Menurutnya, proyek tersebut merupakan pembangunan strategis dengan anggaran besar yang seharusnya mendapat perhatian serius, terlebih adanya dugaan penyimpangan yang berpotensi merugikan keuangan negara.
“Kami telah memasukkan laporan resmi sejak bulan lalu, namun sampai hari ini belum ada kejelasan terkait tindak lanjutnya. Ini menjadi pertanyaan besar bagi publik, ada apa dengan penanganan kasus ini,” tegas Rahman.
ALAM Sultra menilai lambannya respons Kejati Sultra dapat menimbulkan ketidakpercayaan masyarakat terhadap komitmen penegakan hukum, khususnya dalam pemberantasan tindak pidana korupsi di Sulawesi Tenggara.
Pihaknya mendesak Kepala Kejati Sultra yang baru untuk segera memerintahkan jajarannya agar mempercepat proses pemeriksaan, memanggil pihak-pihak terkait, dan membuka secara transparan perkembangan penanganan laporan tersebut.
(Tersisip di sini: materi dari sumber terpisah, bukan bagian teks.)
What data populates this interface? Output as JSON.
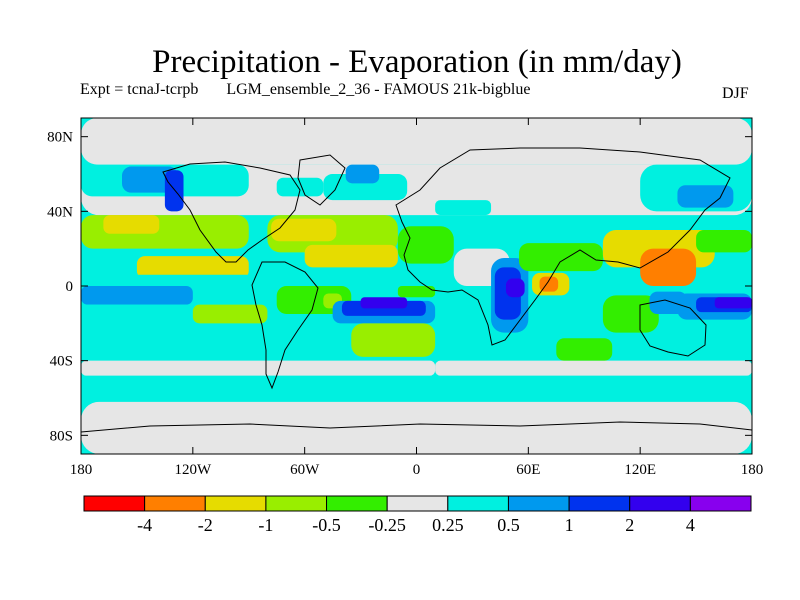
{
  "chart_data": {
    "type": "heatmap",
    "title": "Precipitation - Evaporation (in mm/day)",
    "subtitle_expt": "Expt = tcnaJ-tcrpb",
    "subtitle_run": "LGM_ensemble_2_36 - FAMOUS 21k-bigblue",
    "season": "DJF",
    "x_range": [
      -180,
      180
    ],
    "y_range": [
      -90,
      90
    ],
    "x_ticks": [
      {
        "value": -180,
        "label": "180"
      },
      {
        "value": -120,
        "label": "120W"
      },
      {
        "value": -60,
        "label": "60W"
      },
      {
        "value": 0,
        "label": "0"
      },
      {
        "value": 60,
        "label": "60E"
      },
      {
        "value": 120,
        "label": "120E"
      },
      {
        "value": 180,
        "label": "180"
      }
    ],
    "y_ticks": [
      {
        "value": 80,
        "label": "80N"
      },
      {
        "value": 40,
        "label": "40N"
      },
      {
        "value": 0,
        "label": "0"
      },
      {
        "value": -40,
        "label": "40S"
      },
      {
        "value": -80,
        "label": "80S"
      }
    ],
    "colorbar": {
      "colors": [
        "#ff0000",
        "#ff7f00",
        "#e6dc00",
        "#99ee00",
        "#33ee00",
        "#e6e6e6",
        "#00f0e0",
        "#0099ee",
        "#0033ee",
        "#3300ee",
        "#8800ee"
      ],
      "levels": [
        "-4",
        "-2",
        "-1",
        "-0.5",
        "-0.25",
        "0.25",
        "0.5",
        "1",
        "2",
        "4"
      ]
    },
    "regions": [
      {
        "lon": -180,
        "lat": 65,
        "w": 360,
        "h": 25,
        "level": 5
      },
      {
        "lon": -180,
        "lat": -90,
        "w": 360,
        "h": 28,
        "level": 5
      },
      {
        "lon": -180,
        "lat": -62,
        "w": 360,
        "h": 14,
        "level": 6
      },
      {
        "lon": -180,
        "lat": -48,
        "w": 190,
        "h": 8,
        "level": 5
      },
      {
        "lon": 10,
        "lat": -48,
        "w": 170,
        "h": 8,
        "level": 5
      },
      {
        "lon": -180,
        "lat": 38,
        "w": 360,
        "h": 27,
        "level": 5
      },
      {
        "lon": -180,
        "lat": 48,
        "w": 90,
        "h": 17,
        "level": 6
      },
      {
        "lon": -158,
        "lat": 50,
        "w": 30,
        "h": 14,
        "level": 7
      },
      {
        "lon": -135,
        "lat": 40,
        "w": 10,
        "h": 22,
        "level": 8
      },
      {
        "lon": -75,
        "lat": 48,
        "w": 25,
        "h": 10,
        "level": 6
      },
      {
        "lon": -50,
        "lat": 46,
        "w": 45,
        "h": 14,
        "level": 6
      },
      {
        "lon": -38,
        "lat": 55,
        "w": 18,
        "h": 10,
        "level": 7
      },
      {
        "lon": 120,
        "lat": 40,
        "w": 60,
        "h": 25,
        "level": 6
      },
      {
        "lon": 140,
        "lat": 42,
        "w": 30,
        "h": 12,
        "level": 7
      },
      {
        "lon": 10,
        "lat": 38,
        "w": 30,
        "h": 8,
        "level": 6
      },
      {
        "lon": -180,
        "lat": 20,
        "w": 90,
        "h": 18,
        "level": 3
      },
      {
        "lon": -168,
        "lat": 28,
        "w": 30,
        "h": 10,
        "level": 2
      },
      {
        "lon": -150,
        "lat": 4,
        "w": 60,
        "h": 12,
        "level": 2
      },
      {
        "lon": -80,
        "lat": 18,
        "w": 70,
        "h": 20,
        "level": 3
      },
      {
        "lon": -78,
        "lat": 24,
        "w": 35,
        "h": 12,
        "level": 2
      },
      {
        "lon": -60,
        "lat": 10,
        "w": 50,
        "h": 12,
        "level": 2
      },
      {
        "lon": -10,
        "lat": 12,
        "w": 30,
        "h": 20,
        "level": 4
      },
      {
        "lon": 20,
        "lat": 0,
        "w": 30,
        "h": 20,
        "level": 5
      },
      {
        "lon": -180,
        "lat": 0,
        "w": 100,
        "h": 6,
        "level": 6
      },
      {
        "lon": -180,
        "lat": -10,
        "w": 60,
        "h": 10,
        "level": 7
      },
      {
        "lon": -180,
        "lat": -20,
        "w": 70,
        "h": 10,
        "level": 6
      },
      {
        "lon": -120,
        "lat": -20,
        "w": 40,
        "h": 10,
        "level": 3
      },
      {
        "lon": -75,
        "lat": -15,
        "w": 40,
        "h": 15,
        "level": 4
      },
      {
        "lon": -50,
        "lat": -12,
        "w": 10,
        "h": 8,
        "level": 3
      },
      {
        "lon": -45,
        "lat": -20,
        "w": 55,
        "h": 12,
        "level": 7
      },
      {
        "lon": -40,
        "lat": -16,
        "w": 45,
        "h": 8,
        "level": 8
      },
      {
        "lon": -30,
        "lat": -12,
        "w": 25,
        "h": 6,
        "level": 9
      },
      {
        "lon": -35,
        "lat": -38,
        "w": 45,
        "h": 18,
        "level": 3
      },
      {
        "lon": -10,
        "lat": -6,
        "w": 20,
        "h": 6,
        "level": 4
      },
      {
        "lon": 40,
        "lat": -25,
        "w": 20,
        "h": 40,
        "level": 7
      },
      {
        "lon": 42,
        "lat": -18,
        "w": 14,
        "h": 28,
        "level": 8
      },
      {
        "lon": 48,
        "lat": -6,
        "w": 10,
        "h": 10,
        "level": 9
      },
      {
        "lon": 60,
        "lat": -15,
        "w": 25,
        "h": 15,
        "level": 6
      },
      {
        "lon": 55,
        "lat": 8,
        "w": 45,
        "h": 15,
        "level": 4
      },
      {
        "lon": 62,
        "lat": -5,
        "w": 20,
        "h": 12,
        "level": 2
      },
      {
        "lon": 66,
        "lat": -3,
        "w": 10,
        "h": 8,
        "level": 1
      },
      {
        "lon": 75,
        "lat": -40,
        "w": 30,
        "h": 12,
        "level": 4
      },
      {
        "lon": 100,
        "lat": 10,
        "w": 60,
        "h": 20,
        "level": 2
      },
      {
        "lon": 120,
        "lat": 0,
        "w": 30,
        "h": 20,
        "level": 1
      },
      {
        "lon": 150,
        "lat": 18,
        "w": 30,
        "h": 12,
        "level": 4
      },
      {
        "lon": 100,
        "lat": -25,
        "w": 30,
        "h": 20,
        "level": 4
      },
      {
        "lon": 130,
        "lat": -25,
        "w": 50,
        "h": 25,
        "level": 6
      },
      {
        "lon": 140,
        "lat": -18,
        "w": 40,
        "h": 14,
        "level": 7
      },
      {
        "lon": 150,
        "lat": -14,
        "w": 30,
        "h": 8,
        "level": 8
      },
      {
        "lon": 160,
        "lat": -12,
        "w": 20,
        "h": 6,
        "level": 9
      },
      {
        "lon": 125,
        "lat": -15,
        "w": 20,
        "h": 12,
        "level": 7
      }
    ]
  }
}
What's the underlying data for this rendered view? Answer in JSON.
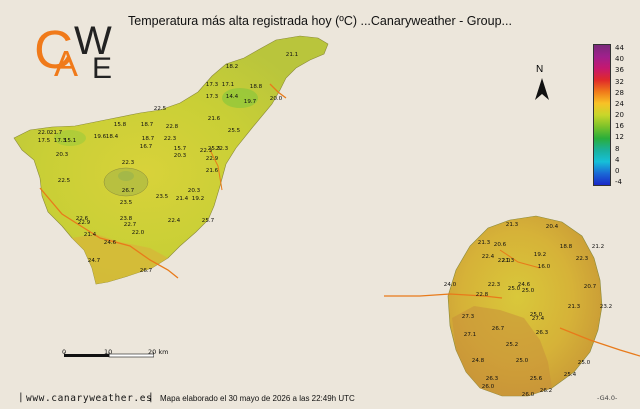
{
  "header": {
    "title": "Temperatura más alta registrada hoy (ºC)     ...Canaryweather - Group..."
  },
  "logo": {
    "letters_c": "C",
    "letters_a": "A",
    "letters_w": "W",
    "letters_e": "E"
  },
  "legend": {
    "ticks": [
      "44",
      "40",
      "36",
      "32",
      "28",
      "24",
      "20",
      "16",
      "12",
      "8",
      "4",
      "0",
      "-4"
    ],
    "colors": [
      "#7a2a7a",
      "#a0208c",
      "#c6186e",
      "#e02a2a",
      "#f07a1a",
      "#f8c226",
      "#c8d62a",
      "#7cc22a",
      "#2aae3a",
      "#1ab09a",
      "#16c0d8",
      "#1a6ad6",
      "#1a28c8"
    ]
  },
  "north": {
    "letter": "N"
  },
  "scale": {
    "labels": [
      "0",
      "10",
      "20 km"
    ]
  },
  "footer": {
    "site": "www.canaryweather.es",
    "sep": "|",
    "note": "Mapa elaborado el 30 mayo de 2026 a las 22:49h UTC",
    "code": "-G4.0-"
  },
  "tenerife_labels": [
    "15.8",
    "18.2",
    "18.7",
    "17.3",
    "17.1",
    "18.8",
    "14.4",
    "19.7",
    "17.3",
    "22.5",
    "20.0",
    "21.7",
    "22.0",
    "22.8",
    "19.6",
    "18.4",
    "18.7",
    "22.3",
    "17.3",
    "21.6",
    "16.7",
    "22.3",
    "17.5",
    "15.1",
    "20.3",
    "15.7",
    "20.3",
    "22.3",
    "25.5",
    "25.3",
    "22.9",
    "21.6",
    "22.5",
    "22.3",
    "23.5",
    "20.3",
    "26.7",
    "23.8",
    "21.4",
    "19.2",
    "25.7",
    "23.5",
    "22.6",
    "22.7",
    "22.4",
    "22.9",
    "22.0",
    "21.4",
    "24.6",
    "24.7",
    "26.7",
    "21.1"
  ],
  "grancanaria_labels": [
    "21.3",
    "20.4",
    "21.3",
    "18.8",
    "21.2",
    "20.6",
    "22.4",
    "21.3",
    "22.3",
    "19.2",
    "22.0",
    "16.0",
    "24.0",
    "22.3",
    "24.6",
    "25.0",
    "20.7",
    "23.2",
    "25.0",
    "22.8",
    "21.3",
    "27.3",
    "26.7",
    "25.0",
    "27.4",
    "27.1",
    "26.3",
    "25.2",
    "24.8",
    "25.0",
    "25.6",
    "26.3",
    "25.4",
    "25.0",
    "26.0",
    "26.0",
    "26.2"
  ]
}
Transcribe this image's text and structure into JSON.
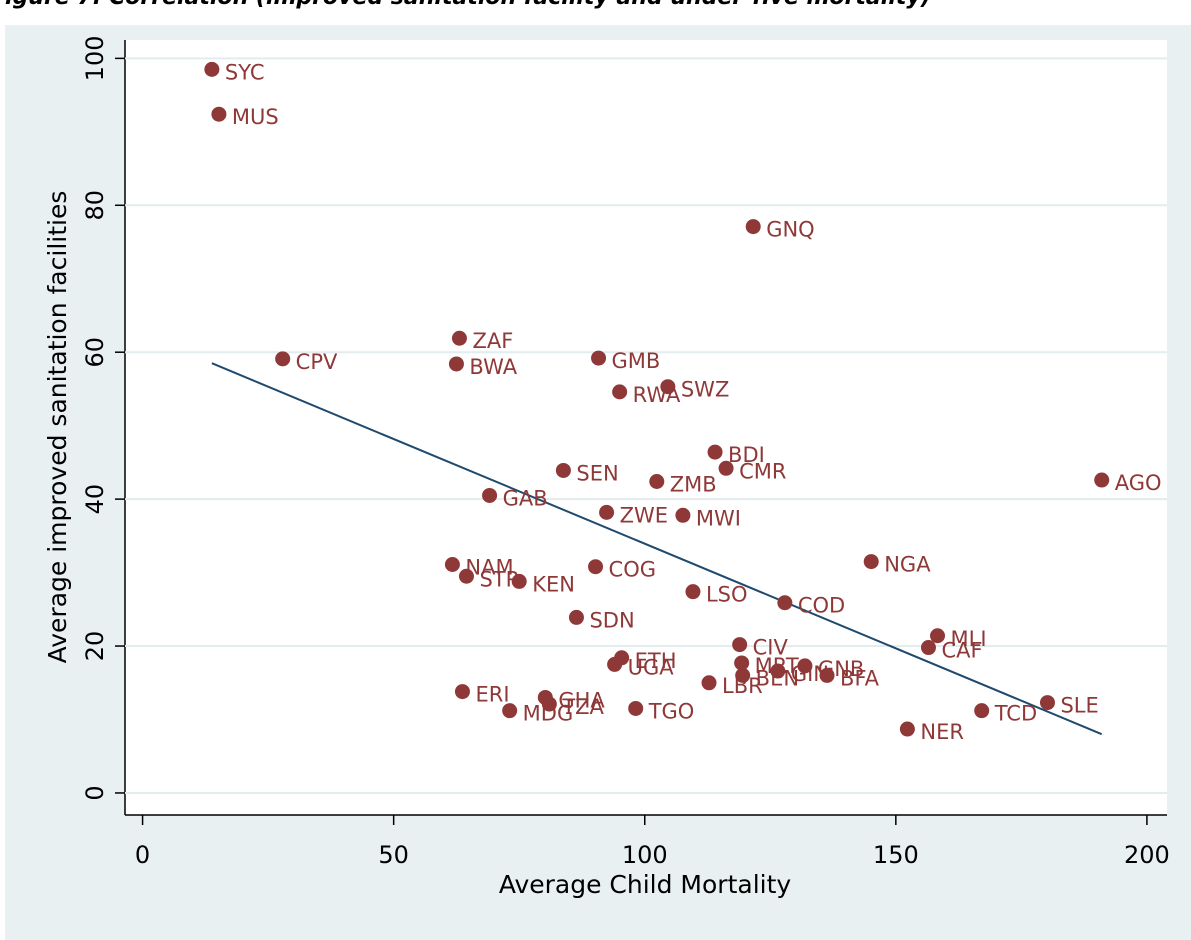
{
  "chart_data": {
    "type": "scatter",
    "title": "igure 7: Correlation (improved sanitation facility and under-five mortality)",
    "x_label": "Average Child Mortality",
    "y_label": "Average improved sanitation facilities",
    "xlim": [
      -3.5,
      204
    ],
    "ylim": [
      -3,
      102.5
    ],
    "xticks": [
      0,
      50,
      100,
      150,
      200
    ],
    "yticks": [
      0,
      20,
      40,
      60,
      80,
      100
    ],
    "grid": true,
    "color": "#8f3838",
    "labels": [
      "SYC",
      "MUS",
      "GNQ",
      "ZAF",
      "CPV",
      "BWA",
      "GMB",
      "SWZ",
      "RWA",
      "BDI",
      "CMR",
      "SEN",
      "ZMB",
      "AGO",
      "GAB",
      "ZWE",
      "MWI",
      "NGA",
      "NAM",
      "COG",
      "STP",
      "KEN",
      "LSO",
      "COD",
      "SDN",
      "MLI",
      "CIV",
      "CAF",
      "ETH",
      "UGA",
      "MRT",
      "GNB",
      "GIN",
      "BEN",
      "BFA",
      "LBR",
      "ERI",
      "GHA",
      "TZA",
      "SLE",
      "MDG",
      "TGO",
      "TCD",
      "NER"
    ],
    "x": [
      13.8,
      15.2,
      121.6,
      63.1,
      27.9,
      62.5,
      90.8,
      104.6,
      95.0,
      114.0,
      116.2,
      83.8,
      102.4,
      191.0,
      69.1,
      92.4,
      107.6,
      145.1,
      61.7,
      90.2,
      64.5,
      75.0,
      109.6,
      127.9,
      86.4,
      158.3,
      118.9,
      156.5,
      95.4,
      94.0,
      119.3,
      131.9,
      126.5,
      119.5,
      136.3,
      112.8,
      63.7,
      80.2,
      81.0,
      180.2,
      73.1,
      98.2,
      167.1,
      152.3
    ],
    "values": [
      98.5,
      92.4,
      77.1,
      61.9,
      59.1,
      58.4,
      59.2,
      55.3,
      54.6,
      46.4,
      44.2,
      43.9,
      42.4,
      42.6,
      40.5,
      38.2,
      37.8,
      31.5,
      31.1,
      30.8,
      29.5,
      28.8,
      27.4,
      25.9,
      23.9,
      21.4,
      20.2,
      19.8,
      18.4,
      17.5,
      17.7,
      17.3,
      16.6,
      16.0,
      16.0,
      15.0,
      13.8,
      13.0,
      12.1,
      12.3,
      11.2,
      11.5,
      11.2,
      8.7
    ],
    "fit_line": {
      "x": [
        13.8,
        191.0
      ],
      "y": [
        58.5,
        8.0
      ],
      "color": "#1f4a6e"
    }
  }
}
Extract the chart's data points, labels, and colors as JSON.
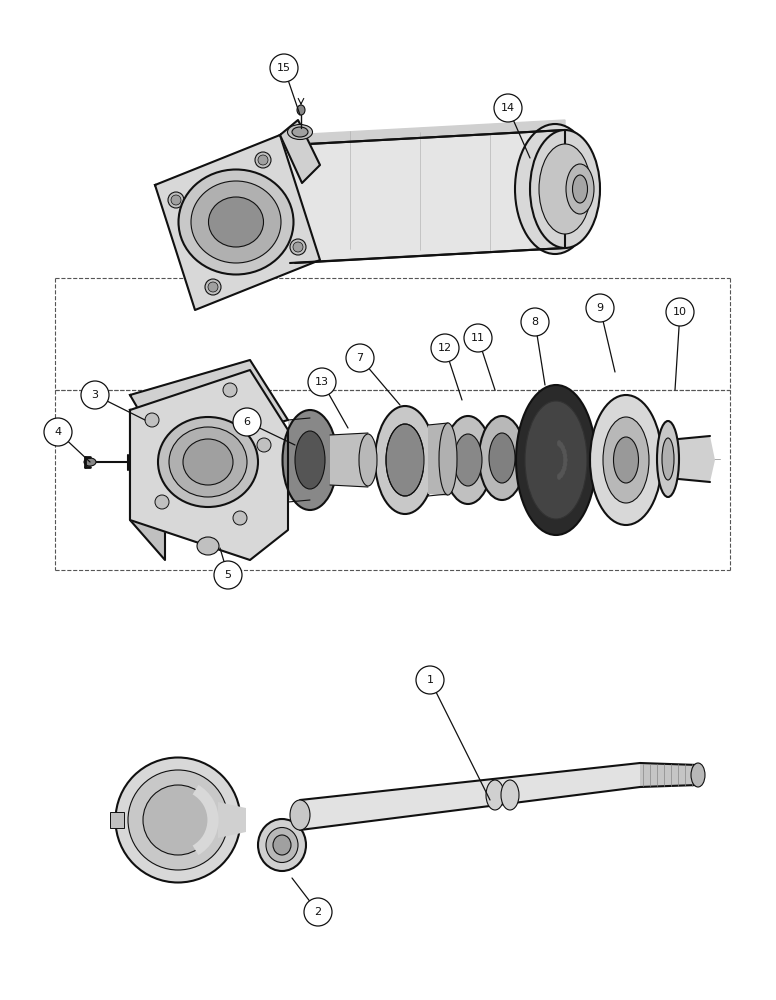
{
  "bg_color": "#ffffff",
  "line_color": "#111111",
  "fig_width": 7.76,
  "fig_height": 10.0,
  "dpi": 100,
  "gray_light": "#e8e8e8",
  "gray_mid": "#b0b0b0",
  "gray_dark": "#666666",
  "gray_very_dark": "#333333"
}
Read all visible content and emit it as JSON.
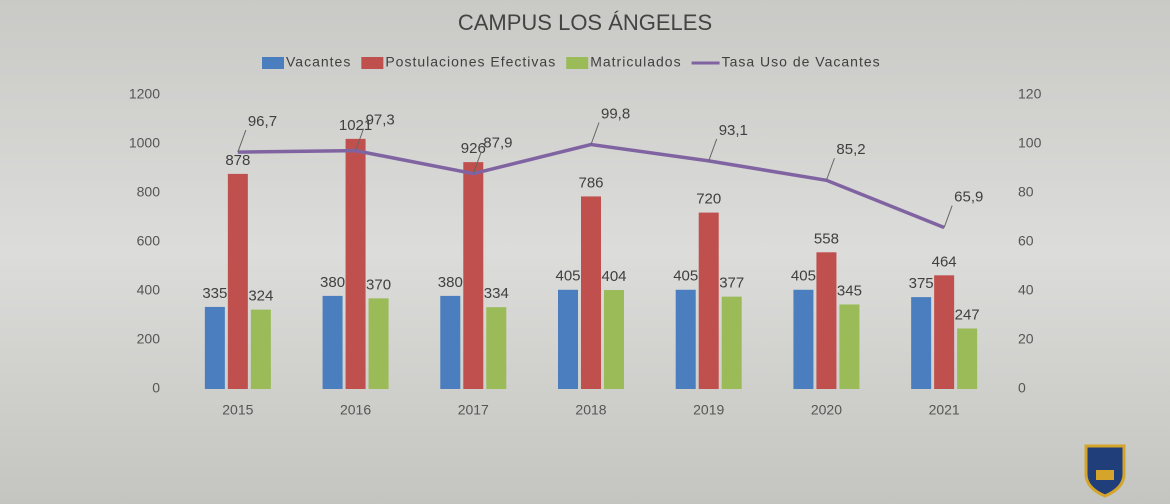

“Jangan sampai laporan masyarakat hanya menjadi tumpukan berkas tanpa kepastian hukum.
Kami ingin Kejati Sultra menunjukkan keseriusan dalam memberantas korupsi, khususnya pada proyek yang menyangkut kepentingan rakyat,” lanjutnya.
ALAM Sultra menegaskan akan terus mengawal kasus ini dan siap kembali melakukan aksi besar sebagai bentuk kontrol sosial apabila laporan tersebut terus dibiarkan tanpa kejelasan.
“Penegakan hukum tidak boleh lambat ketika menyangkut uang rakyat. Kami akan terus mengawal sampai ada kepastian hukum,” tegas Rahman.(redaksi).